The only thing I remember coming out of the fog of anesthesia was the direction to not do any housework and no heavy lifting. I also remember telling my nurse/friend that we needed to go out for bloody marys. I’m sticking with the no housework rule and still need to get that drink with my friend.

I’m fine, no cancer.

During this time, I worked on the ad campaign to tell the public about the new 3D mammography technology that Woman’s now has. Just as I was told to do no heavy lifting, the marketing team worked together and the creative effort was shared. No one had to do the heavy lifting alone. This campaign actually launched an explosion of creative energy within the team. This team has all been touched in some way by breast cancer and I’m not the only one in the group who has had a biopsy. There was a sincere enthusiasm on how best to tell the public about the new technology.

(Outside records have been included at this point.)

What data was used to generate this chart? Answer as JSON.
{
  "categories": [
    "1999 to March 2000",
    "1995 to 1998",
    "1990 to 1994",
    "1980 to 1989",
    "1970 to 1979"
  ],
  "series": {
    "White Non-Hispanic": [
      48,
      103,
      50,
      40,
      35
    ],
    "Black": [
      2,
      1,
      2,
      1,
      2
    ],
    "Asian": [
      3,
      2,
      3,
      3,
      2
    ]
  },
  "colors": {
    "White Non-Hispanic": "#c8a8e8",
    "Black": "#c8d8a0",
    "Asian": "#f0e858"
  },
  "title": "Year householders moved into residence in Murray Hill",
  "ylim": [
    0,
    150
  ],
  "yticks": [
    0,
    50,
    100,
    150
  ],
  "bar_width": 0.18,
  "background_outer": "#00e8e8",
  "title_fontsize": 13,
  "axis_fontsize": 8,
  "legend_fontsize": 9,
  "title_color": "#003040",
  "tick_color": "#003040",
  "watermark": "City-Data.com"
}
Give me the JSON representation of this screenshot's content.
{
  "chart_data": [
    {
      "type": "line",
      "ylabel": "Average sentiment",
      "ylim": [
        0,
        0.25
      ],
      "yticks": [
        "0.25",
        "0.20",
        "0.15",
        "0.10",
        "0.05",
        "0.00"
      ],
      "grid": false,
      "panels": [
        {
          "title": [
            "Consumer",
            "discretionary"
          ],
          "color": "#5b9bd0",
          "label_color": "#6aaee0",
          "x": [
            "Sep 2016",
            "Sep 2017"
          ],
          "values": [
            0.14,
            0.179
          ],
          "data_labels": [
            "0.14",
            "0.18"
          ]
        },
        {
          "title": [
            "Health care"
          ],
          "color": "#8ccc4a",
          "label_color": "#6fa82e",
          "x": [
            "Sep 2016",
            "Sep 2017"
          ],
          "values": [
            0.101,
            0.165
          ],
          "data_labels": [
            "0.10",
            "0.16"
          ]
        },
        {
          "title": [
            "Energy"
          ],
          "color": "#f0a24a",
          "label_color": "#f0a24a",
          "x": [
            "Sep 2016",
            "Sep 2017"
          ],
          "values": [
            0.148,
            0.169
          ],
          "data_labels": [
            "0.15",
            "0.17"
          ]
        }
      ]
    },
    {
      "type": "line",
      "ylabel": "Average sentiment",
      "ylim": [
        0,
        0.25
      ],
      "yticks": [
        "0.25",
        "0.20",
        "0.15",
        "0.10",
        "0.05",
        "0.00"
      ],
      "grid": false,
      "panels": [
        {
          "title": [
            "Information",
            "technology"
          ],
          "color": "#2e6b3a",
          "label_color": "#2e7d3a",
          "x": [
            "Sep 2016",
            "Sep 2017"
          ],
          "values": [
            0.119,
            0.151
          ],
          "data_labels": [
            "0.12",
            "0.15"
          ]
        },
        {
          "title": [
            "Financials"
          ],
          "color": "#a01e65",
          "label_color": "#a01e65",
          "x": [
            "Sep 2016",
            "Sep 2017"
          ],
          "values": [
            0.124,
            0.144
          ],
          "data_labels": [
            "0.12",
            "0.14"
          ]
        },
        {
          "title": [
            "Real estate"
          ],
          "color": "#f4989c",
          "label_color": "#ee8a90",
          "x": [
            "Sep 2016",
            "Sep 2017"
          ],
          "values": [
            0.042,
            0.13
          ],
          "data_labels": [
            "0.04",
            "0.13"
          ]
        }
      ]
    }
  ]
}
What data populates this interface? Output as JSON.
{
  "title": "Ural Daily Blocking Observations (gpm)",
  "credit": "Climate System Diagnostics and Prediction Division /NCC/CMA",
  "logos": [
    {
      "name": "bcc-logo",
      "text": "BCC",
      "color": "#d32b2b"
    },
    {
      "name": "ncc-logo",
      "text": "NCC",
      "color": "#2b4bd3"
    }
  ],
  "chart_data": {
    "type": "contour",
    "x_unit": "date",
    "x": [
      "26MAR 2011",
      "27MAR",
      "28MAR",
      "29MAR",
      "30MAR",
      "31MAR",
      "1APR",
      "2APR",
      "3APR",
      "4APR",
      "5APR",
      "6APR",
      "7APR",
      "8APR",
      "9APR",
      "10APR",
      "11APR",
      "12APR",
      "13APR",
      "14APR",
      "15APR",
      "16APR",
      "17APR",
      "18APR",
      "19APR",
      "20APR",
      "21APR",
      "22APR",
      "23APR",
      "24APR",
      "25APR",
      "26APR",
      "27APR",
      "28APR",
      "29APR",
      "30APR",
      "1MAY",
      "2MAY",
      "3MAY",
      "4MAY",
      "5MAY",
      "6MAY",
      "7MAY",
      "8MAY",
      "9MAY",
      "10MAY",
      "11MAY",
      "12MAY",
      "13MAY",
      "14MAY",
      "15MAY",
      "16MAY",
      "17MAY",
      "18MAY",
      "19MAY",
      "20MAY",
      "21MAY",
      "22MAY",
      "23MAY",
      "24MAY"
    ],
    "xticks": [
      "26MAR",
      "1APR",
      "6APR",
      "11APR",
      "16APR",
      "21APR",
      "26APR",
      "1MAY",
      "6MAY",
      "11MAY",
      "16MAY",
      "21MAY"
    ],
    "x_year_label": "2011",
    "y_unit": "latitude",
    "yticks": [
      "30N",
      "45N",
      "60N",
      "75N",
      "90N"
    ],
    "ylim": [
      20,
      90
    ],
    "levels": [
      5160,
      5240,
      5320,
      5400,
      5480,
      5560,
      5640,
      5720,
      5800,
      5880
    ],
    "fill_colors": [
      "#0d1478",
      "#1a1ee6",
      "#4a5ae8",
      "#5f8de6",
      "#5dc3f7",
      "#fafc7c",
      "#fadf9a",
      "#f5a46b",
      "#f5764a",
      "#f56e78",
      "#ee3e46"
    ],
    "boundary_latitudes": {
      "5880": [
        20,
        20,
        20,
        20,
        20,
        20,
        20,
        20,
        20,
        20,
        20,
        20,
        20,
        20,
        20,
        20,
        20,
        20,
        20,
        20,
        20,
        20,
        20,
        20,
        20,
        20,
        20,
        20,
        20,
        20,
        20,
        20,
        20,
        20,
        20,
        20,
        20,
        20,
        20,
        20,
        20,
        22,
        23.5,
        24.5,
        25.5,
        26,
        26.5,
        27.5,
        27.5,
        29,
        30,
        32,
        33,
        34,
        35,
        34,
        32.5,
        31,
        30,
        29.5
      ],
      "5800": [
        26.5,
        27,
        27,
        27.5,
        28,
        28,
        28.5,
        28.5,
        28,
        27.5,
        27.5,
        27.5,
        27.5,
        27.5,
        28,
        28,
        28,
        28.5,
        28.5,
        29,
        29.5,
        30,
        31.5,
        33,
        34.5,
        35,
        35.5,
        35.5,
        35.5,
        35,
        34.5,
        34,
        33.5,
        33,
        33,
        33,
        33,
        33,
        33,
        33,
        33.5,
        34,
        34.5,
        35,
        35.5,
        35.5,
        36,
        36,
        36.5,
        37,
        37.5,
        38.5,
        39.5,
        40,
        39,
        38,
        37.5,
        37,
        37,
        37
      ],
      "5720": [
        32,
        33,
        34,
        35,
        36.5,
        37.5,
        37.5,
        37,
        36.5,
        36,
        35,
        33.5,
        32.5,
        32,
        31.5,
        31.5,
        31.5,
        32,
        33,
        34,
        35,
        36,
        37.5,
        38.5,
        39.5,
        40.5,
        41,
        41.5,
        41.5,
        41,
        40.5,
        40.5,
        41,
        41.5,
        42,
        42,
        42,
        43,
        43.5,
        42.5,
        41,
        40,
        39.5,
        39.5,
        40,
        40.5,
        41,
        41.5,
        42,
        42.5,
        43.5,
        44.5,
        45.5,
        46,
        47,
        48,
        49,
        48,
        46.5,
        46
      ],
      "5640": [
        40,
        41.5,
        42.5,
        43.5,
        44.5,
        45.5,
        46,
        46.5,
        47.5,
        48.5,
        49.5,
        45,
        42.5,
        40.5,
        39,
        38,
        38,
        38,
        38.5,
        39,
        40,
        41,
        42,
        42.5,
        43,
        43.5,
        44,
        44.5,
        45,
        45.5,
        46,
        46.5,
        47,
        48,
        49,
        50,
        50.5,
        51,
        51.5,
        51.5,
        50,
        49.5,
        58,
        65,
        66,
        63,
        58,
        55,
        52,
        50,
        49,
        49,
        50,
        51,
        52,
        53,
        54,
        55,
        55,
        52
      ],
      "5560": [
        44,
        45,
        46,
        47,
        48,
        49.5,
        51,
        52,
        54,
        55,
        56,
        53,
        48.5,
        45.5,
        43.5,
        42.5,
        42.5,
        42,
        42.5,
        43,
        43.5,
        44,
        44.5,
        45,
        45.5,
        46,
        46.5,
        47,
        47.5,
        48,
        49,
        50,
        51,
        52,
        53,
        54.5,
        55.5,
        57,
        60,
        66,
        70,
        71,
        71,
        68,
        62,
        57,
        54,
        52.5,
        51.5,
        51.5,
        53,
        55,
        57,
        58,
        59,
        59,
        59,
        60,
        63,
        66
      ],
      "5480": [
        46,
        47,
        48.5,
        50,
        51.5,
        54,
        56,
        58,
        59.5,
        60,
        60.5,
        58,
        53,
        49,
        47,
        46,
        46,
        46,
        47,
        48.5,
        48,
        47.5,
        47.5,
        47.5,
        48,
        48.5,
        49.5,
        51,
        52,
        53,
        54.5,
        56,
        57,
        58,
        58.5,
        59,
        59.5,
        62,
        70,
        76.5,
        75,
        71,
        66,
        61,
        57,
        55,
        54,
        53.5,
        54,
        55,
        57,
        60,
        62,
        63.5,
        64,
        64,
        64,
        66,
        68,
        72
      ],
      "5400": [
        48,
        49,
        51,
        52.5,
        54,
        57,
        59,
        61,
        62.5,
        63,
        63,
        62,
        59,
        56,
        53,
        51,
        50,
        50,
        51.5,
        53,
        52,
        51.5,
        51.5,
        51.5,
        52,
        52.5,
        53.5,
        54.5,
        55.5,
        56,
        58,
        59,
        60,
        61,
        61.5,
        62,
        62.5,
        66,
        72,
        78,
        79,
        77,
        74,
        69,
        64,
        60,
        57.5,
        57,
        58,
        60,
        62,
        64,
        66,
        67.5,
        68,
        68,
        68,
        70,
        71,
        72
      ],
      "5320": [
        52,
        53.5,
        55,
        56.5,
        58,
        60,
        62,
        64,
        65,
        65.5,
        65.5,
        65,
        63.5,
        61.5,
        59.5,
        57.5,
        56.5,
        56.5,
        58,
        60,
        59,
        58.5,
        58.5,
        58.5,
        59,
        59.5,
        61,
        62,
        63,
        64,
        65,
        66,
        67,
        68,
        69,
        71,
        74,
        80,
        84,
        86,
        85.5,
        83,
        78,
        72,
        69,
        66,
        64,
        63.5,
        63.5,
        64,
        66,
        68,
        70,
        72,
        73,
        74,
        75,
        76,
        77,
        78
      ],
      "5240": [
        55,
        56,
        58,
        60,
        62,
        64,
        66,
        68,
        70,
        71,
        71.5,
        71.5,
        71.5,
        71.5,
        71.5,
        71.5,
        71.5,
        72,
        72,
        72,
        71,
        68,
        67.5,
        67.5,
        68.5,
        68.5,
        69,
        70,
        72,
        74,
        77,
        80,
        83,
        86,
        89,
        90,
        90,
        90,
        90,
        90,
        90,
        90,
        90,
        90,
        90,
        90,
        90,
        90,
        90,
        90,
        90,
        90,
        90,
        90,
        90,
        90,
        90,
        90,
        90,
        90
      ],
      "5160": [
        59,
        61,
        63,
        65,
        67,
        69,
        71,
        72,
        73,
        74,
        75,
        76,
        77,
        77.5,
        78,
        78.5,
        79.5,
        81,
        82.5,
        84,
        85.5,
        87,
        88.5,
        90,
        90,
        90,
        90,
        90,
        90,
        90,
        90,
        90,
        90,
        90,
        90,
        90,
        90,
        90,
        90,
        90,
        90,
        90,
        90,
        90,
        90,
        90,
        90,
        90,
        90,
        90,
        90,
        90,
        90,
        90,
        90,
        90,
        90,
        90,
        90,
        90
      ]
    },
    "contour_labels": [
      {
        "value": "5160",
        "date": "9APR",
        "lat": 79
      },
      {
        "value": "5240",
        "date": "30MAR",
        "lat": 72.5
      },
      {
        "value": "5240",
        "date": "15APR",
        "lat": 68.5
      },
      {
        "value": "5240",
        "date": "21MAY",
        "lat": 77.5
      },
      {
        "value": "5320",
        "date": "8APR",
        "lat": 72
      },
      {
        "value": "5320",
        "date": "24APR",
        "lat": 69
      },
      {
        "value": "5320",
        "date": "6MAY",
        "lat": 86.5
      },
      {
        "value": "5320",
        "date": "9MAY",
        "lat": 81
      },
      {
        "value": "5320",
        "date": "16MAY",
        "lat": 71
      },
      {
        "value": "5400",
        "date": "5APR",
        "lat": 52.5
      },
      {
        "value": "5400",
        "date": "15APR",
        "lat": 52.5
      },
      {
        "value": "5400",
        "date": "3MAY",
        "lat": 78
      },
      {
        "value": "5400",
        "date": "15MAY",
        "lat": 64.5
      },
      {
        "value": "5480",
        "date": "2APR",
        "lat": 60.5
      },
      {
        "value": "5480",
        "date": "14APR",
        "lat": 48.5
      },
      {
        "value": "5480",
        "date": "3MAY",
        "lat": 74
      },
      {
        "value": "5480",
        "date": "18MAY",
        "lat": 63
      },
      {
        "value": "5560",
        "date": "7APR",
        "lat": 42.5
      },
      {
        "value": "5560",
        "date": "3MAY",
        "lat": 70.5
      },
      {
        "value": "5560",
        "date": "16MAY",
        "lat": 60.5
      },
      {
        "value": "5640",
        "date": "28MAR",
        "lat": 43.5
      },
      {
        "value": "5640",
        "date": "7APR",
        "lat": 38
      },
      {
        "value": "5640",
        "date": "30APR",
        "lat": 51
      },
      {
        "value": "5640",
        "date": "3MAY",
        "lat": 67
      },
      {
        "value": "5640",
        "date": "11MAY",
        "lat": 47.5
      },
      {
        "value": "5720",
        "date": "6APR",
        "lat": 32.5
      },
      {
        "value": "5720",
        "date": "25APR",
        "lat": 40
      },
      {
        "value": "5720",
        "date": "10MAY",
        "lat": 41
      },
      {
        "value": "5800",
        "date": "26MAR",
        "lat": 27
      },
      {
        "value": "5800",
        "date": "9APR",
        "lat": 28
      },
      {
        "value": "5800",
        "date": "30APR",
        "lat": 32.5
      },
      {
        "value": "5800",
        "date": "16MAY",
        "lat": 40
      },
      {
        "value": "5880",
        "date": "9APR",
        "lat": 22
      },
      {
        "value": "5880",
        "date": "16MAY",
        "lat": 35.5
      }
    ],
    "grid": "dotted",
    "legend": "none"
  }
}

The creative approach we chose to use to explain 3D mammography is origami. Traditional mammograms give a 2D image, like a flat piece of paper. The 3D technology is dimensional. It is like the folded origami. We chose to use the crane as our model, this origami bird is also the symbol of good luck. The campaign launches during this month of Thanksgiving.

Below is the campaign the Marketing team created. If you want to learn about the new 3D technology, just click. 

Campaign billboard

outdoor blog

Campaign print ad

3Dad blog

Campaign web banner

3D_728x90

I say a daily prayer to be given the wisdom to see the gifts the universe sends me. I was given the gift of living Woman’s mission: to improve the health of women and infants. That mission includes my own health.

To all the women and men I work with day after day and to the community we serve, I am thankful.

Shout out to the marketing team: Lynne, Bridget, Margaret, Rachel, Laurel, Tracie, Brian, Amiee and Dana. And to my sweetie, Steve, who held my hand and took care of me during it all.